When: Open 11 a.m. to 3 p.m. Tuesdays through Saturdays
Free: Donations always accepted
Lincoln women knew the purpose of last week’s mystery item. Hopefully, some men will respond with what this week’s mystery item is by next Tuesday.
Answers will appear in next week’s Out of the Museum feature. Please send those answers to firstname.lastname@example.org.
About last week’s mystery item, Carolyn Danielson said, “The July 12 mystery item is a barometer, and during low pressure, liquid rises in the side tube. During high pressure, the liquid goes into the round bowl.
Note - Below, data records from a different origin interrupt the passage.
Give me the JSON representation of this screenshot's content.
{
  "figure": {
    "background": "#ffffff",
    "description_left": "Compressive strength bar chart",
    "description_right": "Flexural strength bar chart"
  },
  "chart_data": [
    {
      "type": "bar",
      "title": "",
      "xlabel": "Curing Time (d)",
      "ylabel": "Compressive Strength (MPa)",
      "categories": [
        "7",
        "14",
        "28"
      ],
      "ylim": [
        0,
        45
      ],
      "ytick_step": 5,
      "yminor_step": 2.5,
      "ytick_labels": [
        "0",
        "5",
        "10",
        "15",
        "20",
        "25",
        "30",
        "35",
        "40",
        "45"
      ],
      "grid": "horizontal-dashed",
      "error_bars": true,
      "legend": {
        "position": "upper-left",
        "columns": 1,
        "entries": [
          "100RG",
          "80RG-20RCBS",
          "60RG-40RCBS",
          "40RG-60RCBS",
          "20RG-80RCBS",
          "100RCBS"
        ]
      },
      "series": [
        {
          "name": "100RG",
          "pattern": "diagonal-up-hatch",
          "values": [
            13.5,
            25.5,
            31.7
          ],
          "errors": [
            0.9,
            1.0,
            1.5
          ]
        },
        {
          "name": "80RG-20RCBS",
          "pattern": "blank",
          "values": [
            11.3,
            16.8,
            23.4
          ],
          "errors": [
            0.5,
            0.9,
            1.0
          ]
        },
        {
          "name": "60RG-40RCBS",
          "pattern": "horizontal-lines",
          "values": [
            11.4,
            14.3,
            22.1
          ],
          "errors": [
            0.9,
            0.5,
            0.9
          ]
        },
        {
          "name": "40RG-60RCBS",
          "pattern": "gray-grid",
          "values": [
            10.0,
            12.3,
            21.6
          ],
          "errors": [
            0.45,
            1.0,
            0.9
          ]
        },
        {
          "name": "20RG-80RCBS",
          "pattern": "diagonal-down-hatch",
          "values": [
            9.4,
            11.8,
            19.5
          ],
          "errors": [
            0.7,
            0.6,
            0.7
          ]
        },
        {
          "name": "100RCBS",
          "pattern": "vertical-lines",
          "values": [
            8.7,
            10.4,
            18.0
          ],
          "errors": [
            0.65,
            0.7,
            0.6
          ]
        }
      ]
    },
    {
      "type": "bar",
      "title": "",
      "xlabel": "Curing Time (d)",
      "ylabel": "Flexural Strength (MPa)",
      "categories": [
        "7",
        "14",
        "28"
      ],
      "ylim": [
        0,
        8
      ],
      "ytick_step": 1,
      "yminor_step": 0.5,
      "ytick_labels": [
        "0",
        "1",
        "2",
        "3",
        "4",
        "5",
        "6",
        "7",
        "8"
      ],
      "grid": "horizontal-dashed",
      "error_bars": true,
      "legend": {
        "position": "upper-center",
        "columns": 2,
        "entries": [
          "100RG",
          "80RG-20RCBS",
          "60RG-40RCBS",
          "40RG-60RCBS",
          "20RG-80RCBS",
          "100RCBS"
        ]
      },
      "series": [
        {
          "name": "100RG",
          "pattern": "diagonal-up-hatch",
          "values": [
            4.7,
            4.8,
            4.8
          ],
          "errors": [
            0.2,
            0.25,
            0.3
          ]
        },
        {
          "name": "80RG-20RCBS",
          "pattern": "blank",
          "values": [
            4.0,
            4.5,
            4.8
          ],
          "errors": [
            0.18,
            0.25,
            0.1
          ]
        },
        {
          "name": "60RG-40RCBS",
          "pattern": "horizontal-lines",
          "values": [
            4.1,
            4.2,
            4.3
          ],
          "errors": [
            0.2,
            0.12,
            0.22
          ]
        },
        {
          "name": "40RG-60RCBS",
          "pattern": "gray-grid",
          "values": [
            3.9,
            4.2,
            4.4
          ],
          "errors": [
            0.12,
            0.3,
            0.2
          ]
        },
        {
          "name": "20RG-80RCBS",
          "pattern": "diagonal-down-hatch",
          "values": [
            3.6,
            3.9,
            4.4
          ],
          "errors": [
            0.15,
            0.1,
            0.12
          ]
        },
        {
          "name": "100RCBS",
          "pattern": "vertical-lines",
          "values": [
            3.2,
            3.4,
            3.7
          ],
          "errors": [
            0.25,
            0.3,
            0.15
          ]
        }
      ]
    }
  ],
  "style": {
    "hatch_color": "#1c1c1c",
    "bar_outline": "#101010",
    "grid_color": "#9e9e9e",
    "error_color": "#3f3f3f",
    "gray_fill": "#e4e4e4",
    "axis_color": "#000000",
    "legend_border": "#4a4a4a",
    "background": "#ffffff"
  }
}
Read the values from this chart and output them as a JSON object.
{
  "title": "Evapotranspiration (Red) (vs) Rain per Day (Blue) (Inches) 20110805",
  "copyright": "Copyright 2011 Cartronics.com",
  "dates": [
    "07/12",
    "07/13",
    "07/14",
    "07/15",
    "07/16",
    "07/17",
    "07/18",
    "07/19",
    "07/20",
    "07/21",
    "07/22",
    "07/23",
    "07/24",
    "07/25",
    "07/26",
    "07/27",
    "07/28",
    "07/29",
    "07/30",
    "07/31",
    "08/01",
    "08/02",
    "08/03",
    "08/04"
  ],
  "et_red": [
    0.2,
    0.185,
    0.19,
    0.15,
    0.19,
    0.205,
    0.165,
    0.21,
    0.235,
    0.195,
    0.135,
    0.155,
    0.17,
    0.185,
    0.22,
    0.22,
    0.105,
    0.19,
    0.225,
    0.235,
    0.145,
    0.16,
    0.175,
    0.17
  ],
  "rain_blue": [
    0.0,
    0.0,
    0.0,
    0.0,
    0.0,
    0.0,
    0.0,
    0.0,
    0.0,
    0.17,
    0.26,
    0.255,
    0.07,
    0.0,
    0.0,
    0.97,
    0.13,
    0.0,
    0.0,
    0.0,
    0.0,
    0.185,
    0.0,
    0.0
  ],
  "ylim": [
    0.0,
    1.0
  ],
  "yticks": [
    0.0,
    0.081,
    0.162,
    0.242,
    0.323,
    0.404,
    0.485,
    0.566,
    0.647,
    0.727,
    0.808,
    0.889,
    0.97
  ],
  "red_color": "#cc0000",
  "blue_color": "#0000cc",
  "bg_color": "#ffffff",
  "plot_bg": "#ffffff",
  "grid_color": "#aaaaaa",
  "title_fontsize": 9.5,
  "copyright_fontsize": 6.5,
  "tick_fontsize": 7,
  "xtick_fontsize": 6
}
I have one and I think that is how it works!”
Maureen Munro said, “It looks like a weather predicator. It goes up for high and down for low or good weather or bad.”
Tom and Lisa Augustine donated the vintage glass instrument, a barometer, shown in last week's paper to the Lincoln Area Archives Museum. A barometer is used to measure air pressure. A cloud and a sun are pictured on the Augustines’ barometer.
Today’s barometers are much more sophisticated with some even being digital, Lincoln Area Archives Museum docents say, but the earlier barometers worked fine.
The barometer was invented in 1643 by Italian Evangelista Torricelli, a physicist and mathematician. However, historical documentation also suggests “Casparo Berti, an Italian mathematician and astronomer, unintentionally built a water barometer sometime between 1640 and 1643.”
Torricelli first used a tube of water in his experiments. Museum docents say that Galileo (1564 to 1642) suggested the use of mercury to Torricelli (1608 to 1647).
In case this week’s mystery item is mysterious to readers, come check it out at the Lincoln Area Archives Museum in downtown Lincoln.